A powerful positive vision for the future is one where our values are put into practice, where our society has been recreated in the image of our best selves. MLK’s vision of little black boys and girls joining hands with little white boys and girls as sisters and brothers isn’t about education policy, or the practicalities of segregation – it is about equality, social justice and freedom. He paints pictures to bring these values to life.
“Now is the time to rise from the dark and desolate valley of segregation to the sunlit path of racial justice. Now is the time to lift our nation from the quicksands of racial injustice to the solid rock of brotherhood. Now is the time to make justice a reality for all of God’s children.”
“I have a dream that my four little children will one day live in a nation where they will not be judged by the colour of their skin but by the content of their character. I have a dream today!”
So when we try in vain to paint pictures of environmental flourishing by talking about clean energy and fuel-efficient cars, we are missing the central ingredient of any compelling vision – the values that give the image life. A sustainable future is built as much on everyday compassion and kindness as it is on a new food system. (In fact, I would argue we can’t create a local, seasonal food system without these very values.)

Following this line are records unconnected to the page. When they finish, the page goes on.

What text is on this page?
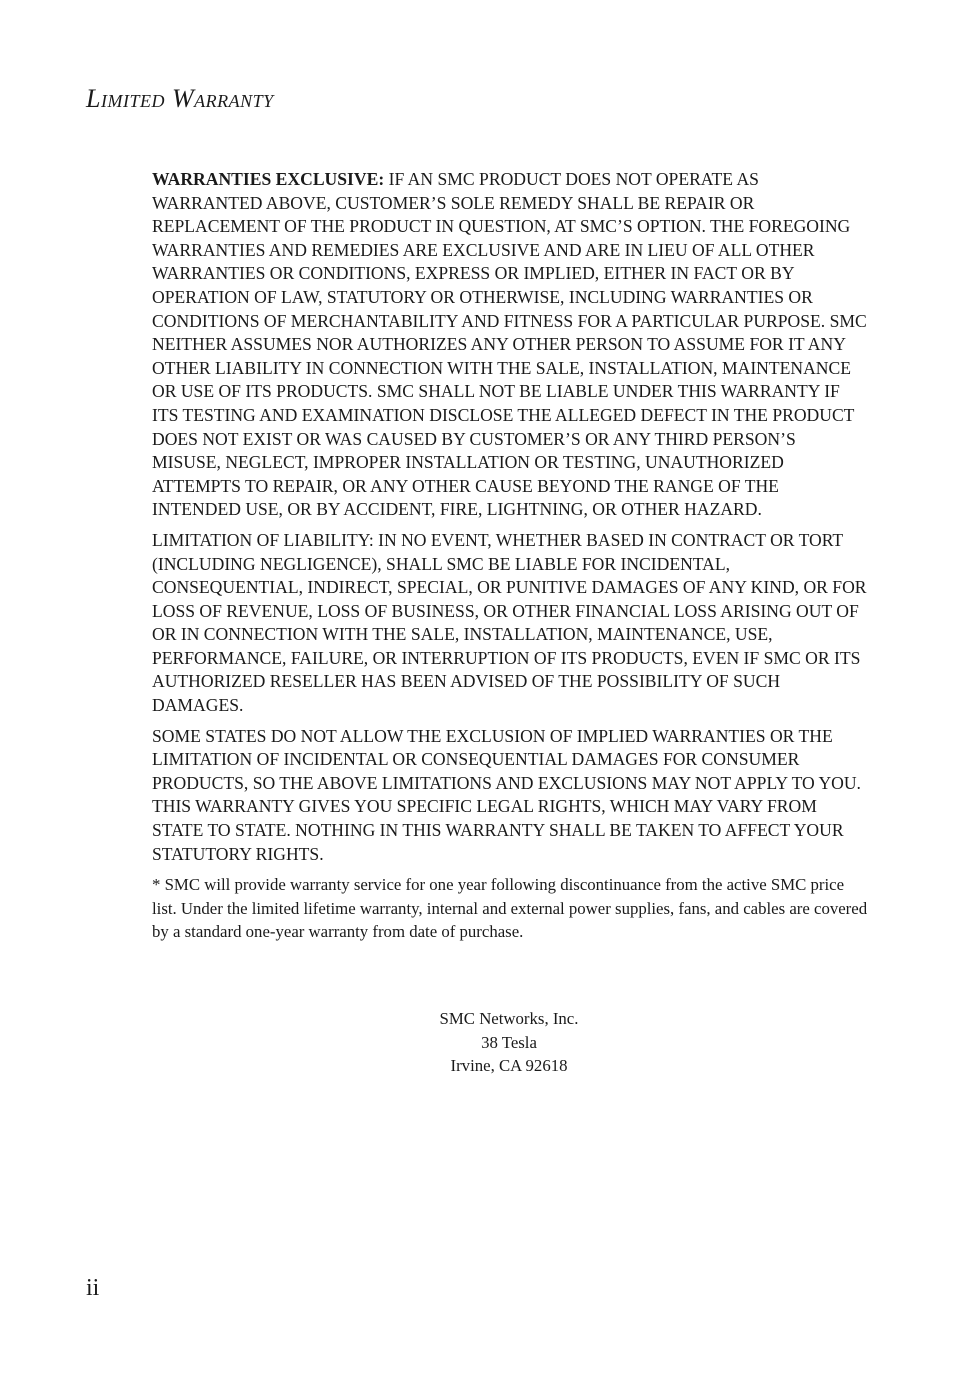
Limited Warranty

WARRANTIES EXCLUSIVE: IF AN SMC PRODUCT DOES NOT OPERATE AS WARRANTED ABOVE, CUSTOMER’S SOLE REMEDY SHALL BE REPAIR OR REPLACEMENT OF THE PRODUCT IN QUESTION, AT SMC’S OPTION. THE FOREGOING WARRANTIES AND REMEDIES ARE EXCLUSIVE AND ARE IN LIEU OF ALL OTHER WARRANTIES OR CONDITIONS, EXPRESS OR IMPLIED, EITHER IN FACT OR BY OPERATION OF LAW, STATUTORY OR OTHERWISE, INCLUDING WARRANTIES OR CONDITIONS OF MERCHANTABILITY AND FITNESS FOR A PARTICULAR PURPOSE. SMC NEITHER ASSUMES NOR AUTHORIZES ANY OTHER PERSON TO ASSUME FOR IT ANY OTHER LIABILITY IN CONNECTION WITH THE SALE, INSTALLATION, MAINTENANCE OR USE OF ITS PRODUCTS. SMC SHALL NOT BE LIABLE UNDER THIS WARRANTY IF ITS TESTING AND EXAMINATION DISCLOSE THE ALLEGED DEFECT IN THE PRODUCT DOES NOT EXIST OR WAS CAUSED BY CUSTOMER’S OR ANY THIRD PERSON’S MISUSE, NEGLECT, IMPROPER INSTALLATION OR TESTING, UNAUTHORIZED ATTEMPTS TO REPAIR, OR ANY OTHER CAUSE BEYOND THE RANGE OF THE INTENDED USE, OR BY ACCIDENT, FIRE, LIGHTNING, OR OTHER HAZARD.

LIMITATION OF LIABILITY: IN NO EVENT, WHETHER BASED IN CONTRACT OR TORT (INCLUDING NEGLIGENCE), SHALL SMC BE LIABLE FOR INCIDENTAL, CONSEQUENTIAL, INDIRECT, SPECIAL, OR PUNITIVE DAMAGES OF ANY KIND, OR FOR LOSS OF REVENUE, LOSS OF BUSINESS, OR OTHER FINANCIAL LOSS ARISING OUT OF OR IN CONNECTION WITH THE SALE, INSTALLATION, MAINTENANCE, USE, PERFORMANCE, FAILURE, OR INTERRUPTION OF ITS PRODUCTS, EVEN IF SMC OR ITS AUTHORIZED RESELLER HAS BEEN ADVISED OF THE POSSIBILITY OF SUCH DAMAGES.

SOME STATES DO NOT ALLOW THE EXCLUSION OF IMPLIED WARRANTIES OR THE LIMITATION OF INCIDENTAL OR CONSEQUENTIAL DAMAGES FOR CONSUMER PRODUCTS, SO THE ABOVE LIMITATIONS AND EXCLUSIONS MAY NOT APPLY TO YOU. THIS WARRANTY GIVES YOU SPECIFIC LEGAL RIGHTS, WHICH MAY VARY FROM STATE TO STATE. NOTHING IN THIS WARRANTY SHALL BE TAKEN TO AFFECT YOUR STATUTORY RIGHTS.

* SMC will provide warranty service for one year following discontinuance from the active SMC price list. Under the limited lifetime warranty, internal and external power supplies, fans, and cables are covered by a standard one-year warranty from date of purchase.

SMC Networks, Inc.
38 Tesla
Irvine, CA 92618
ii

We cannot hope to call forth the commitment and courage needed by swathes of people to repurpose or replace our corrupt, short-termist and failing institutions unless we speak to the greater truths of fairness, freedom and our innate unity with nature. Let me put it this way – nobody is going to give his or her life for a carbon budget. But history is littered with examples for everyday women and men standing up, at great personal risk, for what is right.